NAe Sao Paulo savaş gemisinin sökülmek istenmesi süreci tam bir kırılma noktasıdır!
Bugüne dek yüzlerce gemi söktüler. Hiçbir gemi için böylesi kitlesel ve bütünlüklü direniş gösterilmemişti. Üstelik uluslararası dayanışma da söz konusudur.
Tüm bilgileri toparlayıp, Türkiye’ deki siyasal-mafyatik ilişkileri de göz önünde bulundurunca, geminin Türkiye’ ye sokulacağı ve söküleceği izlenimini ediniyorum.
Türkiye’ ye verilen rol bu! Avrupa Birliği’nin, Akdeniz çevresinin nükleer dahil her türden tehlikeli atığın çöplüğü olmak! Bunu hep yaptılar!
İskenderun’da yedi yıl demirli bekledikten sonra batırılan İspanyol bandıralı Ulla isimli gemi bunlardan biridir. İspanya’nın çimento fabrikalarının radyoaktivite yüklü tozlarını Doğu Akdeniz’ de Türkiye karasularında ve İskenderun Körfezi’nde bilerek isteyerek batırdılar. Türkiye kamuoyunun tepkisi ölçüldü.
İzmir Gaziemir’ deki Aslan Avcı Kurşun Fabrikası atık gömü alanındaki Eu 152 ve Eu 154 radyoaktivite saçan atıklar hangi Avrupa ülkesinden sokuldu ülkemize? Türkiye’nin nükleer enerji santrali yoktur. Nükleer enerjiyle çalışan gemisi de yoktur denizaltısı da!
Devlet yetkilileri ve siyasiler neden yedi yıl sakladılar bu radyasyon tehlikesini halktan? Korkuları neydi? Hangi amaçlara hizmet ediyorlardı?
Ülkemizin ekonomik, askersel, siyasal bağımsızlığından söz edebilir miyiz? 1950’li yıllardan itibaren nasıl bir yol izlendi emperyalizmin amaçları için?
“Küçük Amerika” olmak, NATO’ya girebilmek için Kore’ ye asker yollamak! 27 Mayıs, 12 Mart ve 12 Eylül askersel darbeler...
Ülkenin beynine vuruldu hep! Üretkenliği engellendi. Emek ve emekçiler ezildiler hep!
Batı denilen emperyalist odağın sadakalarına muhtaç hâle getirildi ülkemiz. Borç batağında boğuldukça boğulduk!
Şimdi işte bu pislik gemilerini de getirip söktürüyorlar! Buna uygun politikacılar yerelde ve merkezde iktidardalar.

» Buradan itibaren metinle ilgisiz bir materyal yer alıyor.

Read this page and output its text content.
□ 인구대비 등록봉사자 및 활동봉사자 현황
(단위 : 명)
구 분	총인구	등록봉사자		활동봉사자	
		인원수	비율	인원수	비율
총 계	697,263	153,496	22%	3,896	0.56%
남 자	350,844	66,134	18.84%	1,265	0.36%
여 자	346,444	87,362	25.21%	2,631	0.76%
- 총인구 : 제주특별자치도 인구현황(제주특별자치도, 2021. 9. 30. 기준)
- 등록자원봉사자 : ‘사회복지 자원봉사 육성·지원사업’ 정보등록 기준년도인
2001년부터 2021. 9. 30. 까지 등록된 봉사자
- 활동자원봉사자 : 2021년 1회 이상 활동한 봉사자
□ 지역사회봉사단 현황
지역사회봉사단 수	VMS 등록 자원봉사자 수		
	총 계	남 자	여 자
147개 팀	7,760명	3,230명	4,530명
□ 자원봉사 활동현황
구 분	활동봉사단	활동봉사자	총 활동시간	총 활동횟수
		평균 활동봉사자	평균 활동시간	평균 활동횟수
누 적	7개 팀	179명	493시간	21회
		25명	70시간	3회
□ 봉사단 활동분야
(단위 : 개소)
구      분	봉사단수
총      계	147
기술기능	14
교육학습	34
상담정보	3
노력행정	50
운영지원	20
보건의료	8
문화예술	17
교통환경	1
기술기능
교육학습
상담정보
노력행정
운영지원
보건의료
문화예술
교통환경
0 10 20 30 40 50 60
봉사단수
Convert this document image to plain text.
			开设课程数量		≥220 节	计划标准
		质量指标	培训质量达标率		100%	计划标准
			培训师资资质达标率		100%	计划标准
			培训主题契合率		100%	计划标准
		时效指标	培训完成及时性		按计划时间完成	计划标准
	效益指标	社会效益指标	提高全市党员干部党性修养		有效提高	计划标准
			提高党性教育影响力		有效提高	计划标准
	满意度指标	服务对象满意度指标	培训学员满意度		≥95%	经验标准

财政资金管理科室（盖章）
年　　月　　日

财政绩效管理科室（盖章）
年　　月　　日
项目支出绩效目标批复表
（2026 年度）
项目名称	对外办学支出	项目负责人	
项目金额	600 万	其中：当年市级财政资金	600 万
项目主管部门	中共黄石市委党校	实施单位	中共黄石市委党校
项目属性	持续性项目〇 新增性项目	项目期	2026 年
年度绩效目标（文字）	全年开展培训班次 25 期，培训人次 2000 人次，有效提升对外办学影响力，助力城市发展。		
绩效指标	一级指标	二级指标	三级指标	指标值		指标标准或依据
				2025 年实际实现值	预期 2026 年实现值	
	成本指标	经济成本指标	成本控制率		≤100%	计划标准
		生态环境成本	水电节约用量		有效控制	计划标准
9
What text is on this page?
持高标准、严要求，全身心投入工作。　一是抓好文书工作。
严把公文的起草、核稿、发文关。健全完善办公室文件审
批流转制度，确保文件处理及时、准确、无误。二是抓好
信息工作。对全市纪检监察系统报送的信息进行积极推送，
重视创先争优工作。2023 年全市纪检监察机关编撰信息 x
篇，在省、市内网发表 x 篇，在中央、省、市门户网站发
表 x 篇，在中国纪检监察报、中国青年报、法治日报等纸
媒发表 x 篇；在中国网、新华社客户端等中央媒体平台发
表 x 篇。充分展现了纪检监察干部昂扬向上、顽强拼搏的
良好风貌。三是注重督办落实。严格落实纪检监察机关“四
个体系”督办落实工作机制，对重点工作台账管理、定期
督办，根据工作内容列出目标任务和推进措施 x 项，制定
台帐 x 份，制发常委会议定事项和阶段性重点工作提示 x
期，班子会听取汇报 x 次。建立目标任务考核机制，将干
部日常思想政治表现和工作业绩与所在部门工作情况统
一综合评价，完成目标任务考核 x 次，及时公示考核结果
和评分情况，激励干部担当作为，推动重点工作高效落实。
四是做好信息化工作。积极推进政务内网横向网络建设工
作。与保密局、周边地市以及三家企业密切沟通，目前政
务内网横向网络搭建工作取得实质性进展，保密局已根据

Muhalefetin de milletvekilleri gemi sökümcülerle baş başa gizli görüşmedeler. Sorarsanız, partilerindeki görevleri gereği olduğunu söyleyebilirler; inanırsanız...
Hukuk tanımaz İslâmcı-Türkçü faşist ittifak egemenliğinde yönetiliyoruz. Mafya yedeklerinde. Herhalde cezaevi ziyaretlerini ülkemizin demokratik geleceği için hayra yormuyorsunuzdur.
Kanımızla banyo yapmayı plânlayanlar bugün neleri açıklıyorlar dinliyor, okuyorsunuz.
Altın, nikel madencilikleri; taş ocakçılığı; suların ticarileştirilmesi; ormanların yakılması; koyların ve dağların tepelerin satılması; İstanbul Kanalı...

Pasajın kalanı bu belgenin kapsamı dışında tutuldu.